Online gambling operator Global Gaming says it’s close to realizing its goal of breaking even in the first half of 2020 while denying allegations that its Ninja Casino brand continues to operate in Sweden.
Figures released Tuesday by the Stockholm-listed Global Gaming show the company’s revenue over the first three months of 2020 fell by nearly two-thirds to SEK57.8m (US$5.9m) but operating losses narrowed dramatically from SEK43.3m in Q1 2019 to just SEK400k in the most recent quarter.
Global Gaming had been on a downward spiral ever since Sweden’s regulated online gambling market launched in January 2019, a situation that ramped up dramatically last June when the country’s Spelinspektionen regulatory body revoked the license of Global Gaming’s flagship Ninja Casino brand due to social responsibility and anti-money laundering failings.
Global Gaming initially tried to revive Ninja Casino’s Swedish operations through a partnership with Swedish licensee Viral Interactive but Spelinspektionen pulled the plug on that “highly inappropriate” arrangement in February.
Global Gaming CEO Tobias Fagerlund said Tuesday that he wanted to make it “crystal clear” that recent “speculations” regarding Ninja Casino’s continued dealings with Swedish customers were erroneous. Fagerlund said Ninja Casino hadn’t accepted Swedish customers since its license revocation and “we will not be active in Sweden before the courts have given us our license back.”

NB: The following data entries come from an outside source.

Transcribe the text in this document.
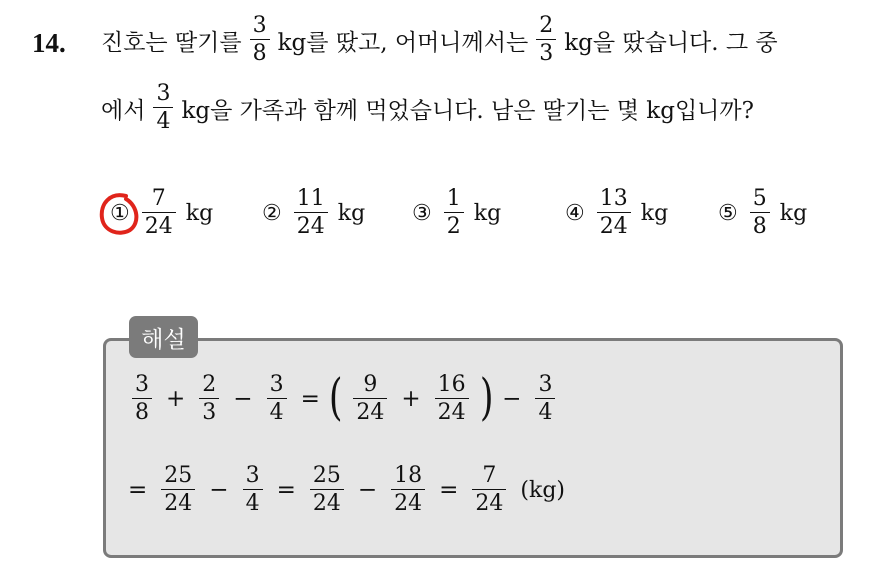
14. 진호는 딸기를 $\frac{3}{8}$ kg를 땄고, 어머니께서는 $\frac{2}{3}$ kg을 땄습니다. 그 중
에서 $\frac{3}{4}$ kg을 가족과 함께 먹었습니다. 남은 딸기는 몇 kg입니까?
① $\frac{7}{24}$ kg ② $\frac{11}{24}$ kg ③ $\frac{1}{2}$ kg	④ $\frac{13}{24}$ kg ⑤ $\frac{5}{8}$ kg
해설
$\frac{3}{8} + \frac{2}{3} - \frac{3}{4}$ = ( $\frac{9}{24} + \frac{16}{24}$ ) − $\frac{3}{4}$
= $\frac{25}{24} - \frac{3}{4} = \frac{25}{24} - \frac{18}{24} = \frac{7}{24} (kg)$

Fagerlund’s optimism flies in the face of the repeated refusals of Swedish courts to reconsider Ninja Casino’s license revocation but the company continues to appeal the matter up the legal food chain and Fagerlund insisted “we will have a verdict in due time.”
In the meantime, Fagerlund promoted the recent soft-launch of the company’s new Boost Casino brand and predicted that both Boost and Ninja Casino will make their debuts in “at least three new geographical markets” before year’s end.
Global Gaming also continues to restructure its operations to meet its fiscal challenges. This will apparently include replacing its Malta-based subsidiary’s CEO “with immediate effect.” Global Gaming is also postponing the launch of its sports betting unit “until later in the autumn,” a delay that recently cost the company its deal with betting tech provider Kambi.
Global Gaming has decided to put its money where its mouth is regarding its positive future outlook, announcing that it will propose issuing a dividend of SEK0.40 per share at its upcoming annual general meeting. Investors weren’t entirely impressed, as the stock was down 1.5% by the close of Tuesday’s trading.